Friday, August 19, 2016

Word on the Street

Throughout July, a number of movie critics were talking up their lists of "the best films of 2016 (so far)." I noticed one movie in particular that kept popping up: Sing Street.

Set in Dublin, Ireland in 1985, Sing Street is the story of Conor, a young man who is forced by his family's financial woes to transfer to a new high school. He struggles with bullying classmates, a tyrannical principal, and bickering parents. But there is a potential bright spot in his life: the enigmatic and beautiful Raphina. When Conor tries to impress her by claiming he's in a band, he must quickly make that band a reality. With the encouragement and eclectic musical influences of his brother Brendan, Conor is soon writing his own songs and shooting his own music videos.

Sing Street is a movie with a host of "access points" for the audience. Any given viewer might identify with school struggles, or with the close relationship with a brother, or with the chase for an unattainable girl, or with parents on the brink of divorce, or with using music as an escape. You might love the comedy of the film, or the more serious moments. You might love all the references to 80s pop culture. (It sure worked for Stranger Things.) Or you might love the music.

This film features half a dozen original songs, and they really are perfect for the film. As Conor is exposed to Duran Duran, The Cure, or Hall and Oates, he winds up creating songs heavily influenced by each in turn (and his fashion sense transforms to mimic his new idols). The songs are a loving pastiche of catchy 80s tunes, with lyrics that reflect on the plot, and a performance quality that improves realistically throughout the movie as the band gains more confidence and skill.
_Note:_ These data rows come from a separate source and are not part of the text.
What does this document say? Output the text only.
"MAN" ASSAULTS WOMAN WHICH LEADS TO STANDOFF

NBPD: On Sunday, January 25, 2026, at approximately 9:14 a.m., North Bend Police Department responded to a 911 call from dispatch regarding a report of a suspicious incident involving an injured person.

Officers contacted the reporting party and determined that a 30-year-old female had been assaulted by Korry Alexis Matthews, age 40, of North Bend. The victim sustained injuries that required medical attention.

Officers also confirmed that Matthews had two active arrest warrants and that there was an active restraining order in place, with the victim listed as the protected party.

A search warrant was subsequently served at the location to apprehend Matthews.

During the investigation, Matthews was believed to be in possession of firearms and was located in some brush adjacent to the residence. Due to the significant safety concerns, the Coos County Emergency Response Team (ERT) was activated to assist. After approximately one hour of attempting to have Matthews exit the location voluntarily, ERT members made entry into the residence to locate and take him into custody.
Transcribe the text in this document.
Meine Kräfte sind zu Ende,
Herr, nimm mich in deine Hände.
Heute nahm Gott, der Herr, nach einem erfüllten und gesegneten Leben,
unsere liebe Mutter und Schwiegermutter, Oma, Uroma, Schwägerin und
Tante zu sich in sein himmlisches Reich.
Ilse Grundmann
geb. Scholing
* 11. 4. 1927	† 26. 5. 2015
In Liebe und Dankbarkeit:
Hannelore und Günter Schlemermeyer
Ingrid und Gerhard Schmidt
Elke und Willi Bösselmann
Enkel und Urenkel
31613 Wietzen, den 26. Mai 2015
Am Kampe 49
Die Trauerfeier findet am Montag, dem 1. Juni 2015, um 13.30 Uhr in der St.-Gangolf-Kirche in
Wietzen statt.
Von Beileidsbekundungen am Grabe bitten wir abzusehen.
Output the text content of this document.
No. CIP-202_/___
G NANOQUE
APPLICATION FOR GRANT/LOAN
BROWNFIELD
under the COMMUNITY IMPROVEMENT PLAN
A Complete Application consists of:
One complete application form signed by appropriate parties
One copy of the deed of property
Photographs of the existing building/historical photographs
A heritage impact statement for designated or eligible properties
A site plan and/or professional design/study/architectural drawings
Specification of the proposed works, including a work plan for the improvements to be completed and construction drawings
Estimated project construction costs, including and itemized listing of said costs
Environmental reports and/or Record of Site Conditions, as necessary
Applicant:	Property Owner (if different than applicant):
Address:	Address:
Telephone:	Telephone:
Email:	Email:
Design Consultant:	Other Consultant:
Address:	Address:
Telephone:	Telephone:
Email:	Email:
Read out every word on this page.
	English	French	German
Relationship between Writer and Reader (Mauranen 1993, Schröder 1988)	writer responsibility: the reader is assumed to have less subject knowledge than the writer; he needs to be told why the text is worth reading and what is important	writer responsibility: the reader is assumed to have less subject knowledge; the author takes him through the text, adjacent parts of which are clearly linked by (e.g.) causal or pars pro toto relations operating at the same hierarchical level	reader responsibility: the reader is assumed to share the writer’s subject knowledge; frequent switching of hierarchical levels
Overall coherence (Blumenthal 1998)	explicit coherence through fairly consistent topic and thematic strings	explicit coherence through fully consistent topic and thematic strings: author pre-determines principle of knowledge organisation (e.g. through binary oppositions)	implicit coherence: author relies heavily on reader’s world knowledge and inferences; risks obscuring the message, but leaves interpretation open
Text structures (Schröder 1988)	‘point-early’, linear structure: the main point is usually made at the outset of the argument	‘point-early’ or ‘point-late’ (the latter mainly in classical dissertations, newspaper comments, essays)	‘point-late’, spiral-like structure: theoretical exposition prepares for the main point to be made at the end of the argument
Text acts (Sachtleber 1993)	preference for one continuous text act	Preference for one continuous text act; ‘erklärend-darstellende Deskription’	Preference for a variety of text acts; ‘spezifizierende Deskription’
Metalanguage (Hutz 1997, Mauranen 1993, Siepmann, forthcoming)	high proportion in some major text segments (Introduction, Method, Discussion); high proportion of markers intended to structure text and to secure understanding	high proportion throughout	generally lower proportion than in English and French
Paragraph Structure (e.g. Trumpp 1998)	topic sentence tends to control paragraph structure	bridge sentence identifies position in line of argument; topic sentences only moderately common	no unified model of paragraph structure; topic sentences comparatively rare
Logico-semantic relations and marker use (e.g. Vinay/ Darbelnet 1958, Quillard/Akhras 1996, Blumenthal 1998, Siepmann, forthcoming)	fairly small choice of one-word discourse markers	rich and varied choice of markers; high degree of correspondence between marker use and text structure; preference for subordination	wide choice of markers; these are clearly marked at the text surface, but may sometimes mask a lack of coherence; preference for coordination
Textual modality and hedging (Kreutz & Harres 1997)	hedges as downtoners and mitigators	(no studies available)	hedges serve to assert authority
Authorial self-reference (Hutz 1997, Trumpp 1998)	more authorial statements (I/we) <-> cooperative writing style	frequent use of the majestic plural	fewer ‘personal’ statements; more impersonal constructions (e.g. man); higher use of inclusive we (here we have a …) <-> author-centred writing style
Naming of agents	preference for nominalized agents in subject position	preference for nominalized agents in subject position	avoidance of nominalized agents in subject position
Director John Carney (who also wrote the movie) pulls from a great bag of tricks throughout the film. We see the band's first attempt at a music video in all its awkward glory. There's a fantastic single take that tracks the time-lapse development of a new song. There's an all-out musical extravaganza where the whole cast gets to play in a dream sequence of Conor's imagining.

And that cast is outstanding. Ferdia Walsh-Peelo makes his acting debut as Conor. He was apparently a prize-winning singer throughout his youth, and convincingly "dumbs down" his skill as this story calls for. (His bandmates and friends are all also first time actors.) Lucy Boynton is endearing as Raphina, working the best angles of the "wise beyond her years" type. Jack Reynor is great fun as Conor's brother Brendan, and equally skilled in more dramatic moments as the movie pulls into the third act. Plus, there are two recognizable veterans making the most of small roles as Conor's parents: Aidan Gillen (from Game of Thrones and The Wire) and Maria Doyle Kennedy (from Orphan Black and The Tudors).

The movie's ending is a touch suspect, and overall it isn't really breaking any of the coming-of-age story tropes. Still, it's an excellent take on those tropes, with some catchy music to boot. I give it an A-. It is indeed among the best movies of 2016 (so far).